No point in feigning dismay or shock at the decision of House leadership to launch the 111th Congress with two pieces of legislation that were backed by core Democratic constituencies and fundraisers — organized labor, trial lawyers and activist women’s groups: H.R. 11, the Lilly Ledbetter Fair Pay Act, and H.R. 12, the Paycheck Fairness Act. (Both bills are on the House floor today or tomorrow.) Elections have consequences, and especially given labor’s demands for action on the anti-democratic Employee Free Choice Act — the SEIU plans to spend $85 million to push its passage! — you can understand the two bills as a signal to the unions to be patient, we know you’re there, just hang on, buddy.
But even as the nations struggles with the recession, we wonder at the signal it sends to the business community and the public at large. Last weekend Congressional leadership conceded passage of a stimulus package by January 20th, inaugural day, would be too big of practical challenge, but clearly responding to the economy ranks No. 1 as a legislative challenge.

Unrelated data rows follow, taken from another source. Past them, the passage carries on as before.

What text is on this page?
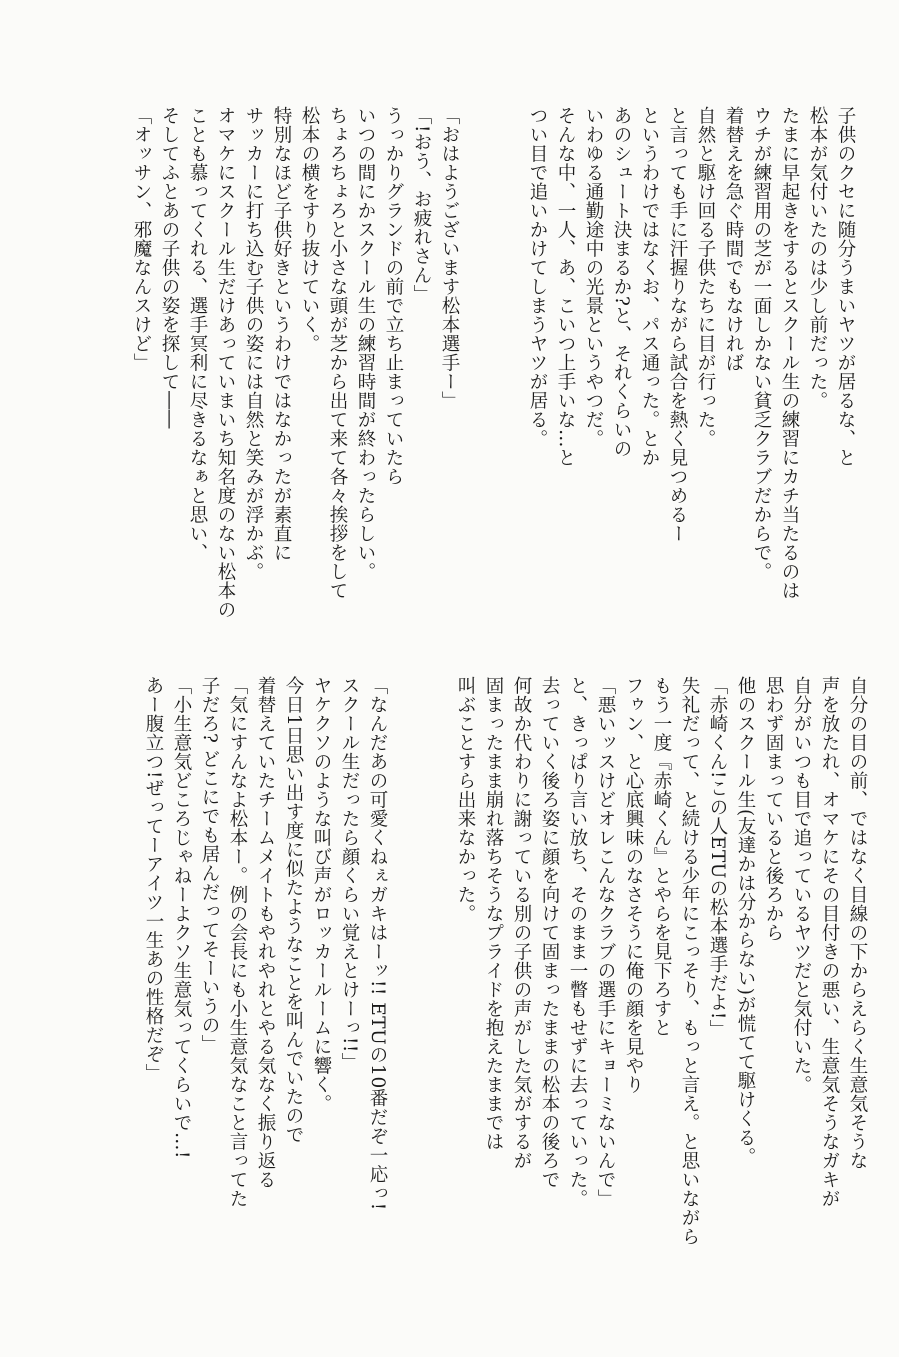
子供のクセに随分うまいヤツが居るな、と
松本が気付いたのは少し前だった。
たまに早起きをするとスクール生の練習にカチ当たるのは
ウチが練習用の芝が一面しかない貧乏クラブだからで。
着替えを急ぐ時間でもなければ
自然と駆け回る子供たちに目が行った。
と言っても手に汗握りながら試合を熱く見つめるー
というわけではなくお、パス通った。とか
あのシュート決まるか?と、それくらいの
いわゆる通勤途中の光景というやつだ。
そんな中、一人、あ、こいつ上手いな…と
つい目で追いかけてしまうヤツが居る。
「おはようございます松本選手ー」
「!おう、お疲れさん」
うっかりグランドの前で立ち止まっていたら
いつの間にかスクール生の練習時間が終わったらしい。
ちょろちょろと小さな頭が芝から出て来て各々挨拶をして
松本の横をすり抜けていく。
特別なほど子供好きというわけではなかったが素直に
サッカーに打ち込む子供の姿には自然と笑みが浮かぶ。
オマケにスクール生だけあっていまいち知名度のない松本の
ことも慕ってくれる、選手冥利に尽きるなぁと思い、
そしてふとあの子供の姿を探して――
「オッサン、邪魔なんスけど」
自分の目の前、ではなく目線の下からえらく生意気そうな
声を放たれ、オマケにその目付きの悪い、生意気そうなガキが
自分がいつも目で追っているヤツだと気付いた。
思わず固まっていると後ろから
他のスクール生(友達かは分からない)が慌てて駆けくる。
「赤崎くん!この人ETUの松本選手だよ!」
失礼だって、と続ける少年にこっそり、もっと言え。と思いながら
もう一度『赤崎くん』とやらを見下ろすと
フゥン、と心底興味のなさそうに俺の顔を見やり
「悪いッスけどオレこんなクラブの選手にキョーミないんで」
と、きっぱり言い放ち、そのまま一瞥もせずに去っていった。
去っていく後ろ姿に顔を向けて固まったままの松本の後ろで
何故か代わりに謝っている別の子供の声がした気がするが
固まったまま崩れ落ちそうなプライドを抱えたままでは
叫ぶことすら出来なかった。
「なんだあの可愛くねぇガキはーッ!! ETUの10番だぞ一応っ!
スクール生だったら顔くらい覚えとけーっ!!」
ヤケクソのような叫び声がロッカールームに響く。
今日1日思い出す度に似たようなことを叫んでいたので
着替えていたチームメイトもやれやれとやる気なく振り返る
「気にすんなよ松本ー。例の会長にも小生意気なこと言ってた
子だろ? どこにでも居んだってそーいうの」
「小生意気どころじゃねーよクソ生意気ってくらいで…!
あー腹立つ!ぜってーアイツ一生あの性格だぞ」
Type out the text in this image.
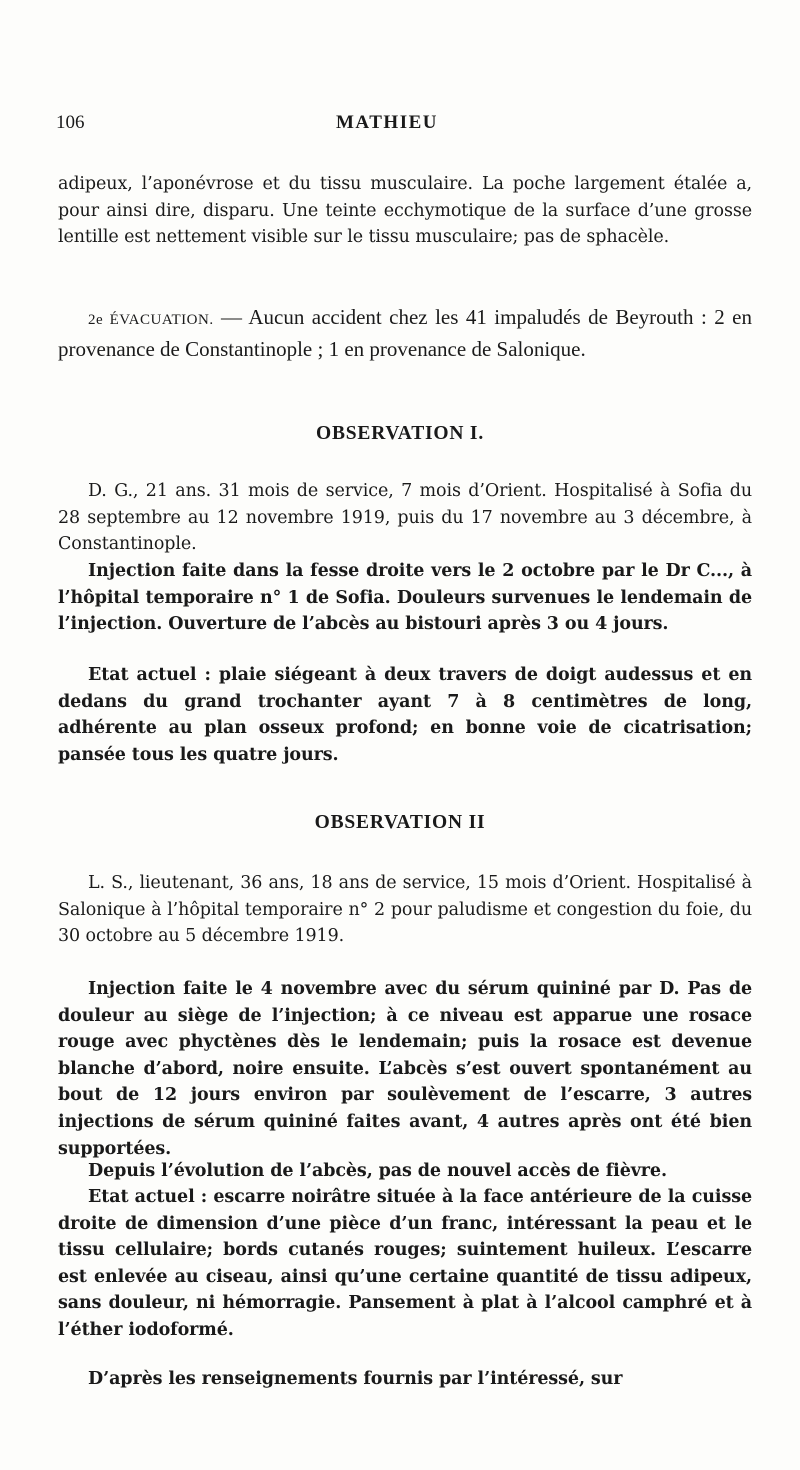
106	MATHIEU

adipeux, l’aponévrose et du tissu musculaire. La poche largement étalée a, pour ainsi dire, disparu. Une teinte ecchymotique de la surface d’une grosse lentille est nettement visible sur le tissu musculaire; pas de sphacèle.

2e ÉVACUATION. — Aucun accident chez les 41 impaludés de Beyrouth : 2 en provenance de Constantinople ; 1 en provenance de Salonique.

OBSERVATION I.

D. G., 21 ans. 31 mois de service, 7 mois d’Orient. Hospitalisé à Sofia du 28 septembre au 12 novembre 1919, puis du 17 novembre au 3 décembre, à Constantinople.

Injection faite dans la fesse droite vers le 2 octobre par le Dr C..., à l’hôpital temporaire n° 1 de Sofia. Douleurs survenues le lendemain de l’injection. Ouverture de l’abcès au bistouri après 3 ou 4 jours.

Etat actuel : plaie siégeant à deux travers de doigt audessus et en dedans du grand trochanter ayant 7 à 8 centimètres de long, adhérente au plan osseux profond; en bonne voie de cicatrisation; pansée tous les quatre jours.

OBSERVATION II

L. S., lieutenant, 36 ans, 18 ans de service, 15 mois d’Orient. Hospitalisé à Salonique à l’hôpital temporaire n° 2 pour paludisme et congestion du foie, du 30 octobre au 5 décembre 1919.

Injection faite le 4 novembre avec du sérum quininé par D. Pas de douleur au siège de l’injection; à ce niveau est apparue une rosace rouge avec phyctènes dès le lendemain; puis la rosace est devenue blanche d’abord, noire ensuite. L’abcès s’est ouvert spontanément au bout de 12 jours environ par soulèvement de l’escarre, 3 autres injections de sérum quininé faites avant, 4 autres après ont été bien supportées.

Depuis l’évolution de l’abcès, pas de nouvel accès de fièvre.

Etat actuel : escarre noirâtre située à la face antérieure de la cuisse droite de dimension d’une pièce d’un franc, intéressant la peau et le tissu cellulaire; bords cutanés rouges; suintement huileux. L’escarre est enlevée au ciseau, ainsi qu’une certaine quantité de tissu adipeux, sans douleur, ni hémorragie. Pansement à plat à l’alcool camphré et à l’éther iodoformé.

D’après les renseignements fournis par l’intéressé, sur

So the question is, how does making employers subject to flood of new lawsuits tied to employment, adding potential costs to the hiring of new employees, stimulate the economy? H.R. 12 allows punitive damages and lifts the lid on economic damages in gender discrimination lawsuits. We can see how that stimulates the trial lawyers, but does it do anything other than discourage private-sector employment?
No dismay or shock. But lots of confusion trying to reconcile the two messages: It’s the economy, stupid, but don’t hire any new employees unless you want to get sued.